Chip Zdarsky hits it out of the park with this issue. Dialogue is one of Zdarsky’s best strengths, and this issue just proves it. The flashback sequences with a rare glimpse of Jack Murdock, young Matt, and new character Father Cathal are cleverly written and show an angle of Jack we’ve not actually seen before. Seeing blue collar Jack try his best to not swear in Church is actually amusing despite the seriousness of his tone. Father Cathal is also an interesting take on the now-traditional Catholic priest who befriends Matt, not encouraging his behaviour, but not condemning it either.
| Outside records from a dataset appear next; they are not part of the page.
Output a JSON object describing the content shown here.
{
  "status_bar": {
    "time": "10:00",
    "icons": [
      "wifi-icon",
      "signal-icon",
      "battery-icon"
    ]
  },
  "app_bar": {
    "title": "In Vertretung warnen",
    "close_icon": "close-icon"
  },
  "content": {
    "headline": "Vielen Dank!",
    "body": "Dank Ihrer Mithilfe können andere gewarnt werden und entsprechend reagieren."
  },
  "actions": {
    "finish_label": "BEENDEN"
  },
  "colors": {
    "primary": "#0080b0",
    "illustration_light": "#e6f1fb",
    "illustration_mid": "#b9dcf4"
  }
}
Without reading more than the first scene Father Cathall features in, you can easily see how influential this man might have been on Matt in both aspects of his current life. Chip Zdarsky also brings a rather unique take to the table on why Matt keeps going out into the night to fight crime, and it remains to be seen where this takes the book. But for now? It’s an interesting hook.
The art is nothing short of incredible for this book. Mark Checchetto has some seriously awesome chops on display here, with some pages that almost belong in a museum when they’re finished. Together with colorist Sunny Cho, the entire book becomes a dark and moody creature, with brief bursts of daylight during the flashback sequences. Fight scenes are fast and frenetic, and the entire comic feels like a roller coaster without any handrails or brakes.
For those who are interested, a deluxe edition is also available. This edition includes Zdarsky’s script, as well as comparisons between the art in various steps of the process. If you’re into the process of creating the comic, it’s a really awesome find.
Daredevil #1 is nothing short of an amazing launch-off point for Chip Zdarsky’s run. The comic is an amazing ride, and the cliffhanger really brings up questions that have never really been brought up before. Buckle up, fans. The crazy train has a new conductor.
(Also, Chip Zdarsky takes all duties on a backup tale that is just awesome and should be read by any fan of creative storytelling.)